Ertesi gün onu aramak ve nasıl hissettiğini sormak istedim, ancak Süleyman’ın telefonu sessizdi. İstanbul’a gittiğini öğrendim, birkaç haftalığına gitti. Ekim. Sezon bitti, turistler gitti, otel kış dönemi için gelecek yıla kadar kapalı. Doğum gününden iki gün önce, Süleyman benden gelmemi istedi, ama meşguldüm ve onu göremedim. İtaatsizlik ettiğimde her zamanki gibi kızmıştı. Doğum günün kutlu olsun, onu tebrik etmedim. Süleyman her zaman bana şöyle dedi: «Hiçbir bayramı ya da doğum gününü kutlamıyorum, bunu biliyorsun, Maria. Sadece başlıca Müslüman bayramları, Ramazan ve Kurban Bayram».
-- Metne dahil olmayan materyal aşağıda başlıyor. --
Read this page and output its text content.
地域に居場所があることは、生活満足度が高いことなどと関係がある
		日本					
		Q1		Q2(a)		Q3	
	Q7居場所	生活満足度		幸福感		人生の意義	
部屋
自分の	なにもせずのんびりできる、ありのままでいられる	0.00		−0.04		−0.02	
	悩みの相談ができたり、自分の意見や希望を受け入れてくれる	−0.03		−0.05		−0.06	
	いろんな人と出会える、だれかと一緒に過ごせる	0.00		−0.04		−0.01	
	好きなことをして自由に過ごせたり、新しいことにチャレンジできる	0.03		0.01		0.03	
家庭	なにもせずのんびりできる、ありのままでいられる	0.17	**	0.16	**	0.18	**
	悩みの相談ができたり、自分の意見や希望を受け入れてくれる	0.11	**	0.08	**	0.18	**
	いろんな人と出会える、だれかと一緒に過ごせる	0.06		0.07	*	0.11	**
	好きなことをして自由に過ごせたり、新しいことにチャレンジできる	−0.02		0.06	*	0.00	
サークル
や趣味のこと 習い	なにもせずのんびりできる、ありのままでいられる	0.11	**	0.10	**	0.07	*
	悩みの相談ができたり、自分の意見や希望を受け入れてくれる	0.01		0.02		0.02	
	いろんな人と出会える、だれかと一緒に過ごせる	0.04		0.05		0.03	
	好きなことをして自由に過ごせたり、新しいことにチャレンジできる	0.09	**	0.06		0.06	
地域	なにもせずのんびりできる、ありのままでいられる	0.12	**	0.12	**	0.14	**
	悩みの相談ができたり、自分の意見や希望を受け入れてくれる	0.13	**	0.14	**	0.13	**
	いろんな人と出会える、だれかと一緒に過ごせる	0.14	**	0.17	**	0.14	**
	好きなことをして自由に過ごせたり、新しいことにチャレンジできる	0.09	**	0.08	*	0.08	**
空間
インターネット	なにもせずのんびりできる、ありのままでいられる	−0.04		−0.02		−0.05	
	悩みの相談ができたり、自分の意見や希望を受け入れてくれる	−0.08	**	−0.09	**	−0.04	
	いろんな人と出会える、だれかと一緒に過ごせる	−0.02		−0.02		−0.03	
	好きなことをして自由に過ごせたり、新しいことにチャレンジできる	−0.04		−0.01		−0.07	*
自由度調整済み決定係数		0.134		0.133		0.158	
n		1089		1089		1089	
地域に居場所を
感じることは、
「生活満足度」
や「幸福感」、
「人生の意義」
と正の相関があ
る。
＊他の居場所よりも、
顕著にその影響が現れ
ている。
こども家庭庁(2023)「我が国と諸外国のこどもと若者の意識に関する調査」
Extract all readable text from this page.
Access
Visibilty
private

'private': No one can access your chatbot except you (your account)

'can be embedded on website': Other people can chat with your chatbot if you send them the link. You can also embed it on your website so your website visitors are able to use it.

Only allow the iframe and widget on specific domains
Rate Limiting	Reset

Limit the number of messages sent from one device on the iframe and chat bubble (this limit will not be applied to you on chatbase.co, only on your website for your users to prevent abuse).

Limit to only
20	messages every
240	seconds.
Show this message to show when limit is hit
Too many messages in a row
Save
Soğuk Rusya’ya uçtu. Birkaç hafta önce geri döndü ve hemen buluşmak istedim. Ben de her zaman olduğu gibi, tüm bunların en son zaman olduğuna inanıyorum ve bir daha asla gece misafirine görünmeyeceğime inanıyorum. Bu sefer çok hazırlıklıydım, Süleyman’ın uzun zamandır onunla konuşmak istediğim her şeyi belirttiğim ve ayrıca son ziyaretim olduğunu söylediğim ve artık beni rahatsız etmemenizi istediğim uzun bir mektup yazdım. Onunla asla en içteki hakkında, varlığımın özüyle ilgili konuşamam. Bu nedenle, mektup o zamanki gibi göründüğü gibi onunla olan mantıklı iletişimimin tek seçeneğiydi. Ben birçok yönden yanılmışım. O zaman onun gibi göremedim ve hissedemedim. Daha sonra, bunu daha büyük ölçüde keşfedeceğim, doğal yeteneklerim, çıkma ve açıklık artacak.